Because he didn't really believe that he was that lucky. He didn't really believe that, out of a situation so clearly terrible—so clearly dire—there could come so much good.

But when he turned his head toward the phantom sounds, a breathy and exhausted laugh following on the tail end of the words, and he saw Carol standing there—filthy, tired, her shoulders hanging, but alive— with Sophia just behind her wearing a grin that spread nearly from ear to ear, he nearly lost his mind.

Daryl broke free of the light hold that Merle had on him and he launched himself at Carol. As he neared her, his brain reminded him that she wouldn't be able to stop his momentum. She wouldn't be strong enough to catch him. If he went at her the way that he wanted, he would take them both to the ground. And, although it wouldn't bother him if he were catching her, he didn't want to land on top of her. So he stopped, just before he got to her, mindful of his steps, and then he reached his arms out to her to invite her to come the last step.

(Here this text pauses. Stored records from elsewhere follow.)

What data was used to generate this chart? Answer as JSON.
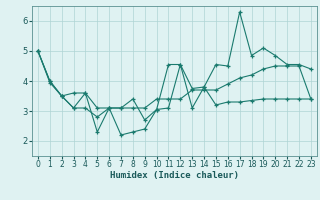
{
  "xlabel": "Humidex (Indice chaleur)",
  "x": [
    0,
    1,
    2,
    3,
    4,
    5,
    6,
    7,
    8,
    9,
    10,
    11,
    12,
    13,
    14,
    15,
    16,
    17,
    18,
    19,
    20,
    21,
    22,
    23
  ],
  "line1": [
    5.0,
    4.0,
    3.5,
    3.1,
    3.6,
    2.3,
    3.1,
    2.2,
    2.3,
    2.4,
    3.05,
    3.1,
    4.55,
    3.75,
    3.8,
    4.55,
    4.5,
    6.3,
    4.85,
    5.1,
    4.85,
    4.55,
    4.55,
    4.4
  ],
  "line2": [
    5.0,
    4.0,
    3.5,
    3.6,
    3.6,
    3.1,
    3.1,
    3.1,
    3.4,
    2.7,
    3.05,
    4.55,
    4.55,
    3.1,
    3.8,
    3.2,
    3.3,
    3.3,
    3.35,
    3.4,
    3.4,
    3.4,
    3.4,
    3.4
  ],
  "line3": [
    5.0,
    3.95,
    3.5,
    3.1,
    3.1,
    2.8,
    3.1,
    3.1,
    3.1,
    3.1,
    3.4,
    3.4,
    3.4,
    3.7,
    3.7,
    3.7,
    3.9,
    4.1,
    4.2,
    4.4,
    4.5,
    4.5,
    4.5,
    3.4
  ],
  "bg_color": "#dff2f2",
  "line_color": "#1a7a6e",
  "grid_color": "#afd4d4",
  "ylim": [
    1.5,
    6.5
  ],
  "yticks": [
    2,
    3,
    4,
    5,
    6
  ],
  "xlim": [
    -0.5,
    23.5
  ]
}
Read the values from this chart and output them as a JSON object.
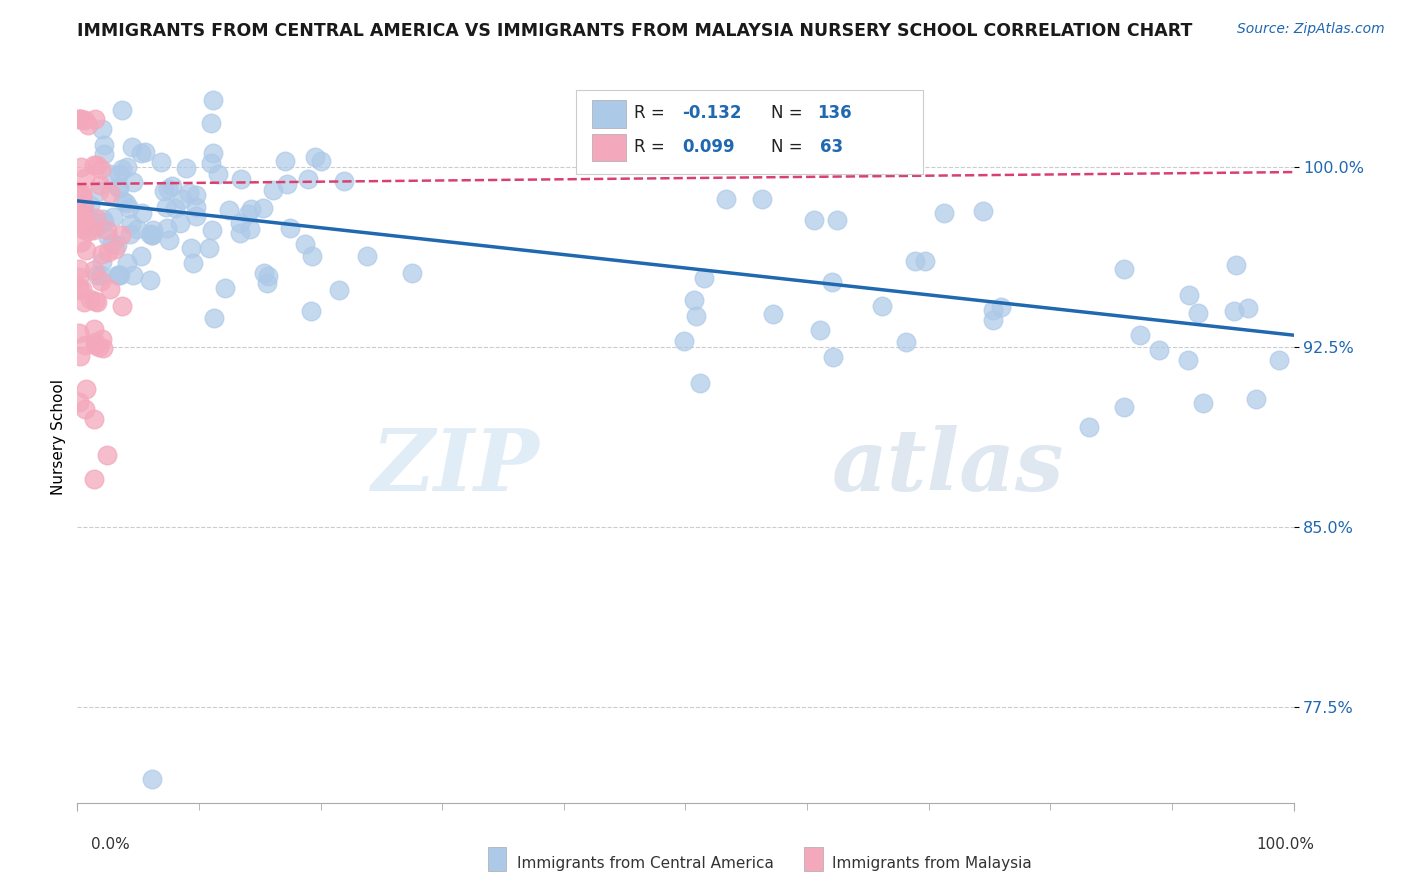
{
  "title": "IMMIGRANTS FROM CENTRAL AMERICA VS IMMIGRANTS FROM MALAYSIA NURSERY SCHOOL CORRELATION CHART",
  "source": "Source: ZipAtlas.com",
  "xlabel_blue": "Immigrants from Central America",
  "xlabel_pink": "Immigrants from Malaysia",
  "ylabel": "Nursery School",
  "xlim": [
    0.0,
    1.0
  ],
  "ylim": [
    0.735,
    1.04
  ],
  "yticks": [
    0.775,
    0.85,
    0.925,
    1.0
  ],
  "ytick_labels": [
    "77.5%",
    "85.0%",
    "92.5%",
    "100.0%"
  ],
  "xtick_labels": [
    "0.0%",
    "100.0%"
  ],
  "xticks": [
    0.0,
    1.0
  ],
  "blue_R": -0.132,
  "blue_N": 136,
  "pink_R": 0.099,
  "pink_N": 63,
  "blue_color": "#adc9e8",
  "pink_color": "#f4a8bb",
  "trendline_blue_color": "#2068b0",
  "trendline_pink_color": "#d94070",
  "title_fontsize": 12.5,
  "source_fontsize": 10,
  "watermark_zip": "ZIP",
  "watermark_atlas": "atlas",
  "background_color": "#ffffff",
  "legend_color": "#2068b0",
  "axis_label_color": "#2068b0"
}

She did. She came and she wrapped her arms around him, muttering something about being filthy and about smelling terrible.

Daryl couldn't hear her, though. Not over the sounds of his heart pounding in his chest, as he realized that she was there, she was in his arms, and they were all very much alive.

And just as he'd been unable to stop the emotion that had rolled out of him before, he was unable to stop it now. But Carol, strangely enough, didn't seem to mind the string of declarations of his feelings that he rolled out to her, his face next to her ear, as he swung her around like she was nothing more than a rag doll.

In fact, she simply responded by holding tight to him and echoing his words until he decided that he was ready to let her feet rest, once more, on the hard ground beneath them.